Minor Requirements Sheet
· (pdf) Minor
 
 

About the Department

The Department of Philosophy is located in the Colleges of Arts and Sciences, but a student in any college can minor (or double major) in philosophy. The philosophy department invites all university students to consider philosophy’s course offerings as a complement or supplement to any program of study.

To educate humanity, not just to offer courses in philosophy as one of the humanities, is an aim of the philosophy department at Kent State. Any person studying philosophy is urged to use philosophy’s courses:

1. To enhance analytic and critical capacities to facilitate understanding and articulation of careful prose;

2. To entertain and scrutinize options without mere, habitual or impulsive adoption or rejection;

3. To increase capacity to invent options to stated alternatives;

4. To start learning for life;

5. To broaden horizons and develop reflective and imaginative capacities; and

6. To begin appreciation of a discipline that is more than 2000 years old but a discipline where questions of method and subject matter are persistently considered.

Career and Scholarship Opportunities

Philosophy is not a specifically job-oriented major the way a major in journalism or nursing might be. Still, students majoring in philosophy find themselves well educated in skills attractive to a range of potential employers. Students with a philosophy background are able to make fine distinctions, to follow and construct arguments, to express themselves well in writing and to read demanding texts with depth and care.
A scholarship is provided through the Honors College. Please consult the Honors College for details.

 


What a Student Should Expect From Philosophy Courses

Each student’s active participation is expected in any philosophy course, large or small. A student in a philosophy course should expect to be asked to think, not just to listen, and to be allowed to express his or her own ideas and views as opposed to repeating or agreeing with a correct answer. A student should expect also to be pressed to formulate reasons for specific views and explore consequences of those and other views. Also, a student should expect to become more able to identify beliefs and values, their origins and consequences.

Instruction in philosophy aims to help a student develop and self-impose a discipline and a daring that will risk and sustain encounters with classical, relatively congenial thinkers, as well as authors who challenge assumptions and outlooks. Philosophy helps a student search out not only similarities but also differences in human assumptions and objectives.

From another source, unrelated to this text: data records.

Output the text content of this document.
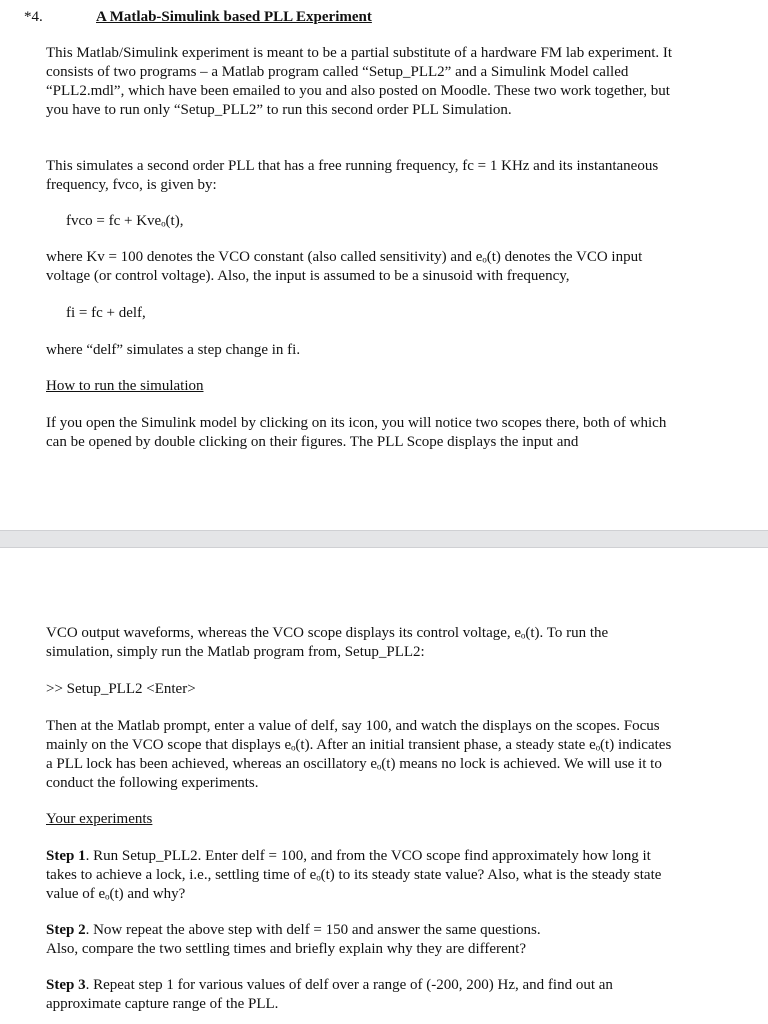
*4.	A Matlab-Simulink based PLL Experiment

This Matlab/Simulink experiment is meant to be a partial substitute of a hardware FM lab experiment. It consists of two programs – a Matlab program called “Setup_PLL2” and a Simulink Model called “PLL2.mdl”, which have been emailed to you and also posted on Moodle. These two work together, but you have to run only “Setup_PLL2” to run this second order PLL Simulation.

This simulates a second order PLL that has a free running frequency, fc = 1 KHz and its instantaneous frequency, fvco, is given by:

fvco = fc + Kveₒ(t),

where Kv = 100 denotes the VCO constant (also called sensitivity) and eₒ(t) denotes the VCO input voltage (or control voltage). Also, the input is assumed to be a sinusoid with frequency,

fi = fc + delf,

where “delf” simulates a step change in fi.

How to run the simulation

If you open the Simulink model by clicking on its icon, you will notice two scopes there, both of which can be opened by double clicking on their figures. The PLL Scope displays the input and

VCO output waveforms, whereas the VCO scope displays its control voltage, eₒ(t). To run the simulation, simply run the Matlab program from, Setup_PLL2:

>> Setup_PLL2 <Enter>

Then at the Matlab prompt, enter a value of delf, say 100, and watch the displays on the scopes. Focus mainly on the VCO scope that displays eₒ(t). After an initial transient phase, a steady state eₒ(t) indicates a PLL lock has been achieved, whereas an oscillatory eₒ(t) means no lock is achieved. We will use it to conduct the following experiments.

Your experiments

Step 1. Run Setup_PLL2. Enter delf = 100, and from the VCO scope find approximately how long it takes to achieve a lock, i.e., settling time of eₒ(t) to its steady state value? Also, what is the steady state value of eₒ(t) and why?

Step 2. Now repeat the above step with delf = 150 and answer the same questions.
Also, compare the two settling times and briefly explain why they are different?

Step 3. Repeat step 1 for various values of delf over a range of (-200, 200) Hz, and find out an approximate capture range of the PLL.
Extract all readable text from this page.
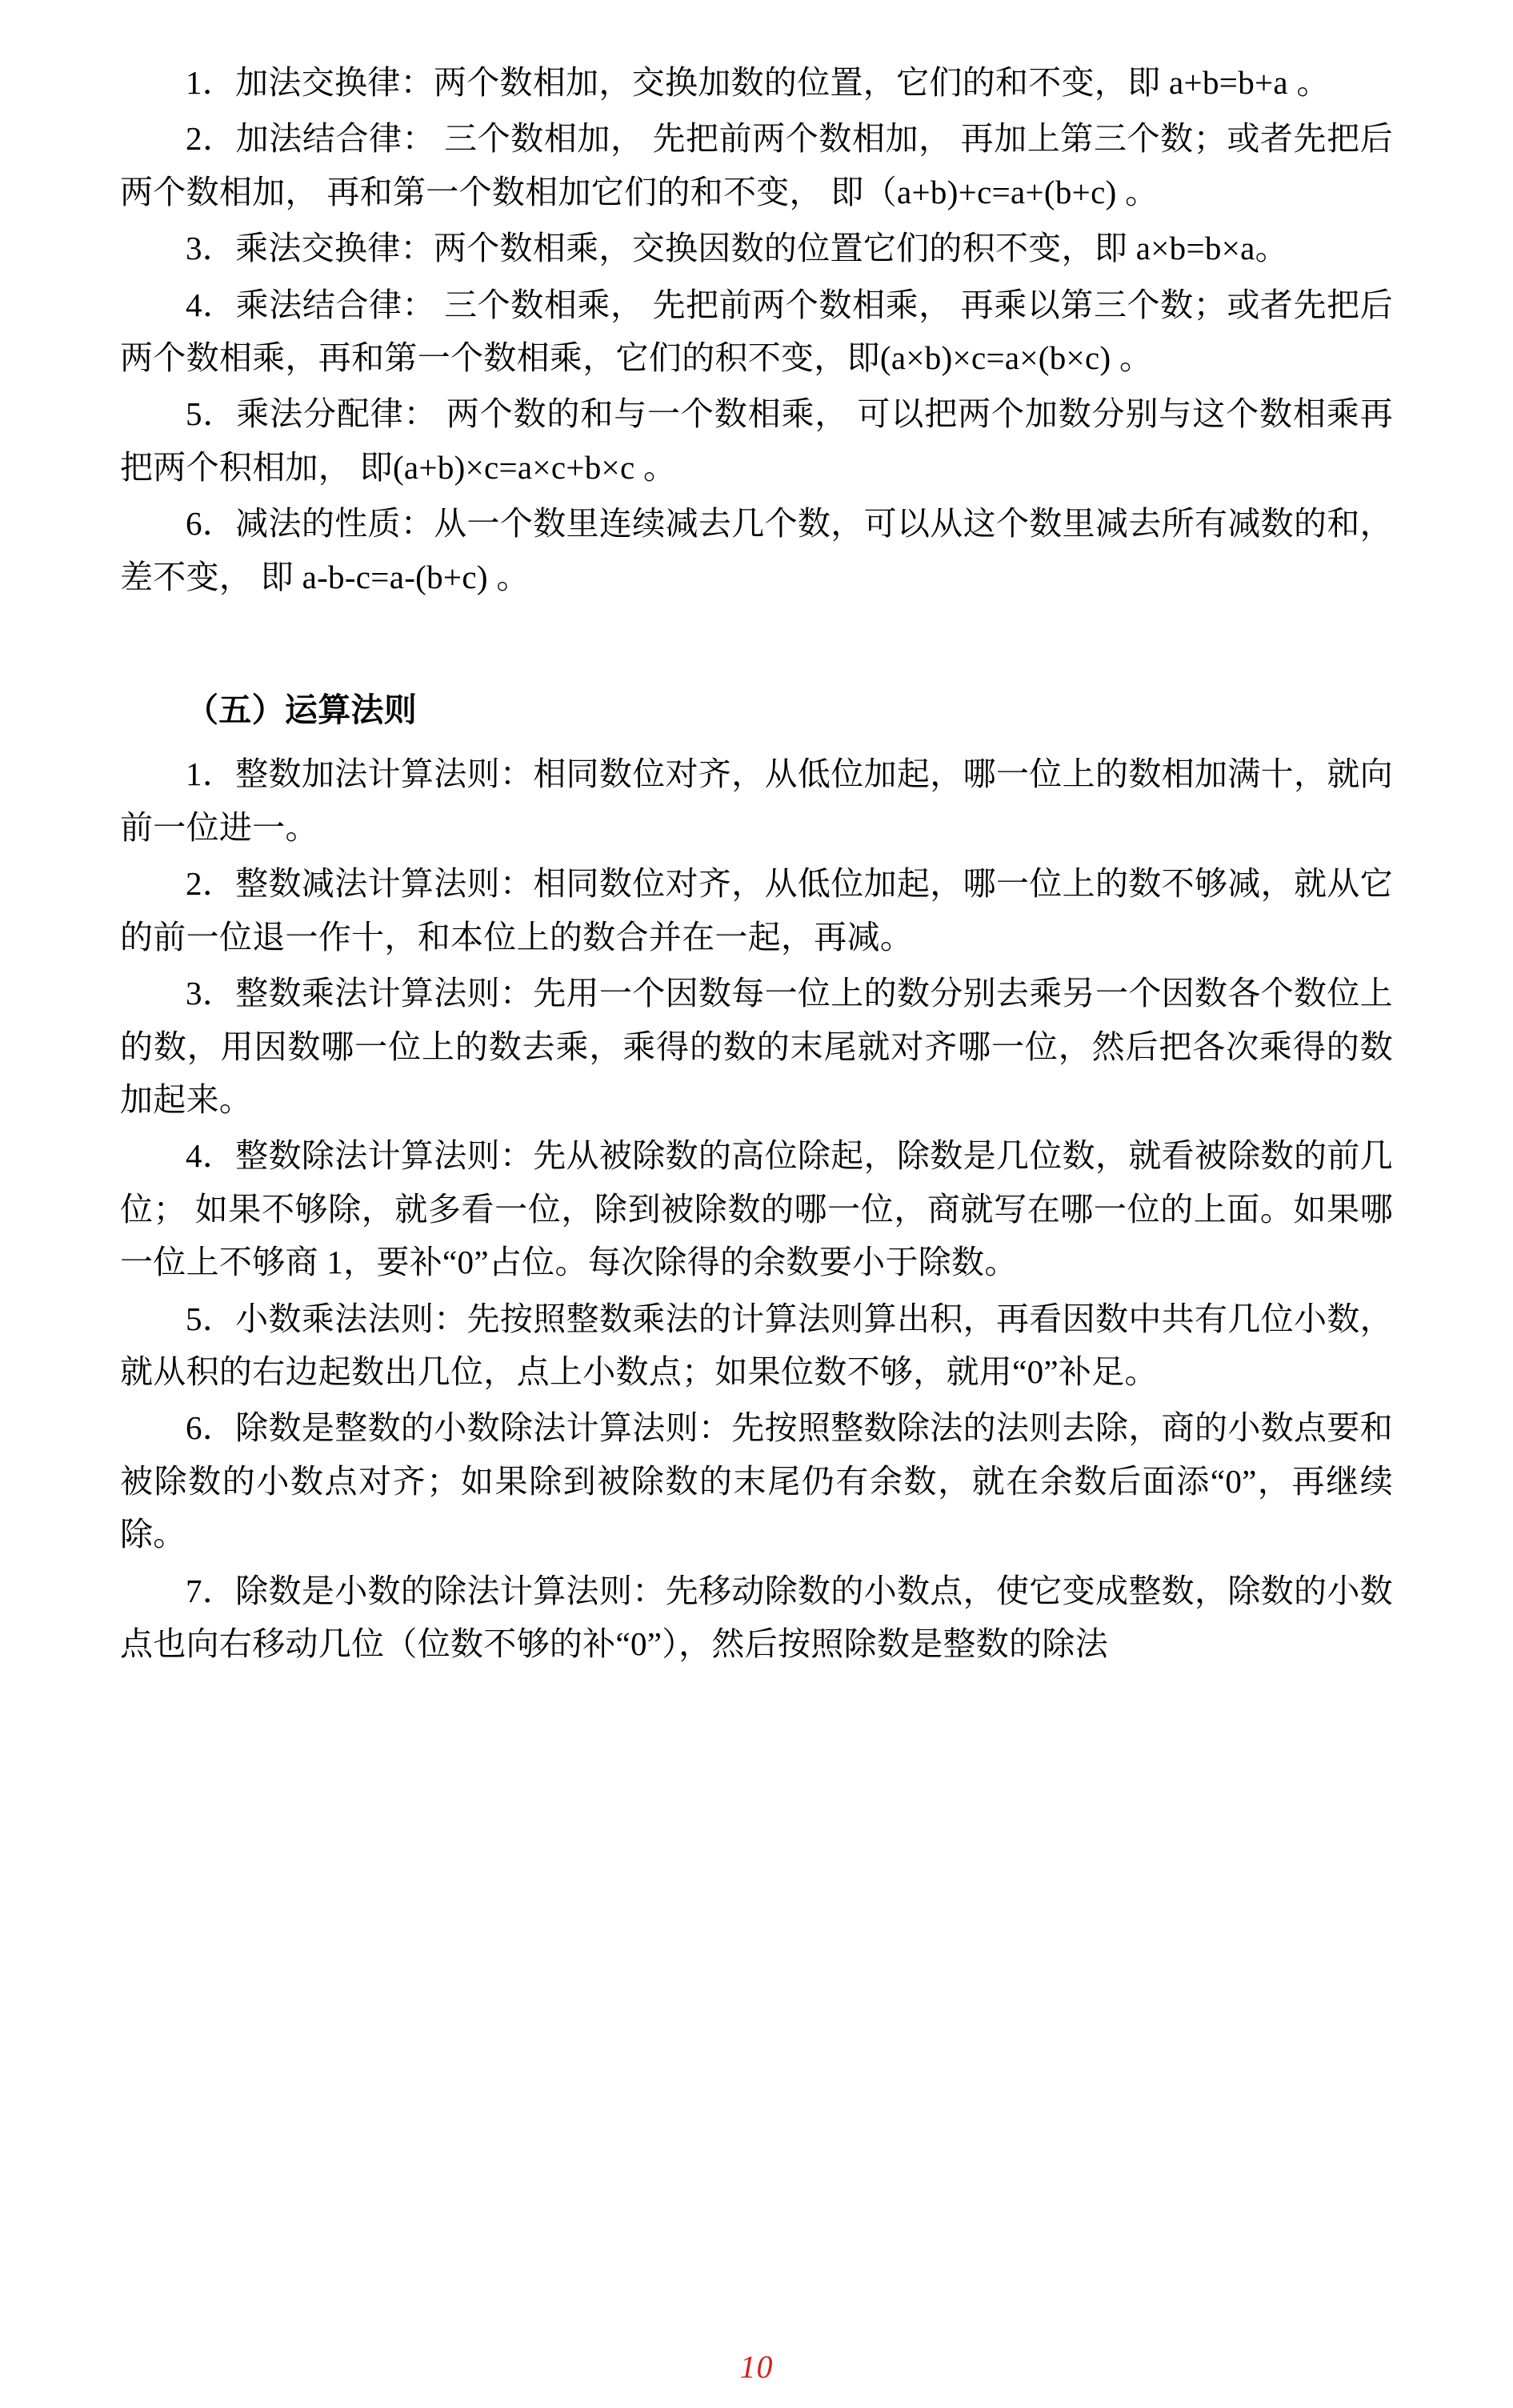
1．加法交换律：两个数相加，交换加数的位置，它们的和不变，即 a+b=b+a 。

2．加法结合律： 三个数相加， 先把前两个数相加， 再加上第三个数；或者先把后两个数相加， 再和第一个数相加它们的和不变， 即（a+b)+c=a+(b+c) 。

3．乘法交换律：两个数相乘，交换因数的位置它们的积不变，即 a×b=b×a。

4．乘法结合律： 三个数相乘， 先把前两个数相乘， 再乘以第三个数；或者先把后两个数相乘，再和第一个数相乘，它们的积不变，即(a×b)×c=a×(b×c) 。

5．乘法分配律： 两个数的和与一个数相乘， 可以把两个加数分别与这个数相乘再把两个积相加， 即(a+b)×c=a×c+b×c 。

6．减法的性质：从一个数里连续减去几个数，可以从这个数里减去所有减数的和，差不变， 即 a-b-c=a-(b+c) 。

（五）运算法则

1．整数加法计算法则：相同数位对齐，从低位加起，哪一位上的数相加满十，就向前一位进一。

2．整数减法计算法则：相同数位对齐，从低位加起，哪一位上的数不够减，就从它的前一位退一作十，和本位上的数合并在一起，再减。

3．整数乘法计算法则：先用一个因数每一位上的数分别去乘另一个因数各个数位上的数，用因数哪一位上的数去乘，乘得的数的末尾就对齐哪一位，然后把各次乘得的数加起来。

4．整数除法计算法则：先从被除数的高位除起，除数是几位数，就看被除数的前几位； 如果不够除，就多看一位，除到被除数的哪一位，商就写在哪一位的上面。如果哪一位上不够商 1，要补“0”占位。每次除得的余数要小于除数。

5．小数乘法法则：先按照整数乘法的计算法则算出积，再看因数中共有几位小数，就从积的右边起数出几位，点上小数点；如果位数不够，就用“0”补足。

6．除数是整数的小数除法计算法则：先按照整数除法的法则去除，商的小数点要和被除数的小数点对齐；如果除到被除数的末尾仍有余数，就在余数后面添“0”，再继续除。

7．除数是小数的除法计算法则：先移动除数的小数点，使它变成整数，除数的小数点也向右移动几位（位数不够的补“0”），然后按照除数是整数的除法

10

Course Offerings and Faculty

Philosophy’s course offerings stress diversity with depth in classes that explore a wide range of ethical, epistemological and metaphysical concerns. Courses are taught by faculty differing not only in scholarly concentrations but also in teaching modes, life concerns and styles of interaction in instruction or advising. Students are urged to sample broadly from both course offerings and faculty interests.
The philosophy department participates in a spectrum of interdisciplinary programs: American studies, Asian studies, British studies, classical humanities, German studies, health-care ethics, Hellenic studies, paralegal studies, pre-law, religious studies, women’s studies and the writing program.

Philosophy faculty activities have three aims: excellence in teaching, rigor in professional research activities and generosity and service to students, to the university and to the broader community. Full-time faculty have doctorates from the universities of California (Riverside), Illinois, Massachusetts, Notre Dame, SUNY-Stonybrook, Washington and Waterloo; from Boston, Emory, Northwestern, Purdue, Vanderbilt, Wayne State and Yale universities. Faculty also participate in and contribute leadership within the American Philosophical Association, Society for Phenome­nology and Existential Philosophy, Nietzsche Society, American Society for Value Inquiry, American Academy of Religion, Ohio Philosophical Association, International Society for Chinese Philosophy and Society for Women in Philosophy.